Writing scripts with a writers’ room over Zoom during the pandemic, Winger’s team drew from historical research and from Orringer’s flourishes. They came up with a new love interest for Fry: Thomas Lovegrove (played by her Unorthodox star Amit Rahav), a kibbutz-born activist. They invented African resistance fighter Paul Kanjo (played by Ralph Amoussou), aiming to illuminate stories at the edges of the traditional World War II narrative. Drawing parallels to the present, the series became a celebration of a community that comes together in a crisis. 

Anna Winger and Cory Michael Smith on the set of Transatlantic. Anna wears a maroon dress, someone sits between them in a black ensemble with tan beads, and Cory wears a three-piece suit vest and pants.

Anna Winger and Cory Michael Smith 

Because of quarantine laws and ever-emerging COVID variants, Winger and Orringer didn’t sit to discuss Transatlantic’s development face-to-face, until late summer 2021 when Winger was about to go into pre-production and Orringer read the scripts for the first time. In addition to changing the title, the series would be quite different from the novel but the two writers quickly saw eye to eye. “I have vast respect for Anna’s storytelling,” Orringer says. “It was incredible to see this material in the hands of somebody who has such a profoundly exquisite narrative sense but also a visual sense because she was trained as a photographer. She brings a kind of scene imagining to the different landscapes of the novel. I’m a person who likes to play a film of a scene in my mind as I’m writing it so to see those visions conjoined was truly thrilling.” 
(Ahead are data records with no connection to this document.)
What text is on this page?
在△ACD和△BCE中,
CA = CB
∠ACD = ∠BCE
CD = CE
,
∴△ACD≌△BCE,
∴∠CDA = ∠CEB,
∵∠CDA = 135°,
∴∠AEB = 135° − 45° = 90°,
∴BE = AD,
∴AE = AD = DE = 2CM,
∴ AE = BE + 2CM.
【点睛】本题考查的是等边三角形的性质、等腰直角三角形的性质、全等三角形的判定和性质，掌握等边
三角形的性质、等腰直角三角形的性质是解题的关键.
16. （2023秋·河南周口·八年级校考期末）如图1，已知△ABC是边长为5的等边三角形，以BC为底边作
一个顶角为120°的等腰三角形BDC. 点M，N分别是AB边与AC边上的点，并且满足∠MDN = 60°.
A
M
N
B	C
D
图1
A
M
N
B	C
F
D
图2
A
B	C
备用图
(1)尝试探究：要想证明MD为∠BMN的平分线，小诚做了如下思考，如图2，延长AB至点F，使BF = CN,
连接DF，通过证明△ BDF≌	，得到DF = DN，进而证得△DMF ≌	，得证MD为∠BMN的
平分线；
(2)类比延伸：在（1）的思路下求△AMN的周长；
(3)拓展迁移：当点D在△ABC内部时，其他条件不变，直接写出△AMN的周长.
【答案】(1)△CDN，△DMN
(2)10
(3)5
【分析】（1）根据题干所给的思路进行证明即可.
Orringer was able to see those visions come to life first-hand when she visited Winger for eight days on set in France. “The scene that stood out the most was when you see Lisa Fittko leading a group of refugees including Walter Benjamin [played by Moritz Bleibtreu] across the border. We drove to a location an hour and a half outside Marseille in the hills of Provence, and they were walking through these long verdant rows of grapes.” 

By the time Orringer and Winger were on set in those French vineyards, a new European war had broken out only a few countries eastwards, in Ukraine — a rhyme in history, as Twain would say, not lost on either of them. “This is a show about one refugee crisis that was inspired by another, that we ended up shooting against the background of a third,” Winger says. “It was enough to remind any of us that our relationships with one another, across borders, are essential. Yes, Transatlantic is a World War II story, but it’s also a story about the ways in which friendship, romance, creativity, and collaboration provide light in the darkness, reminding us that we are alive.”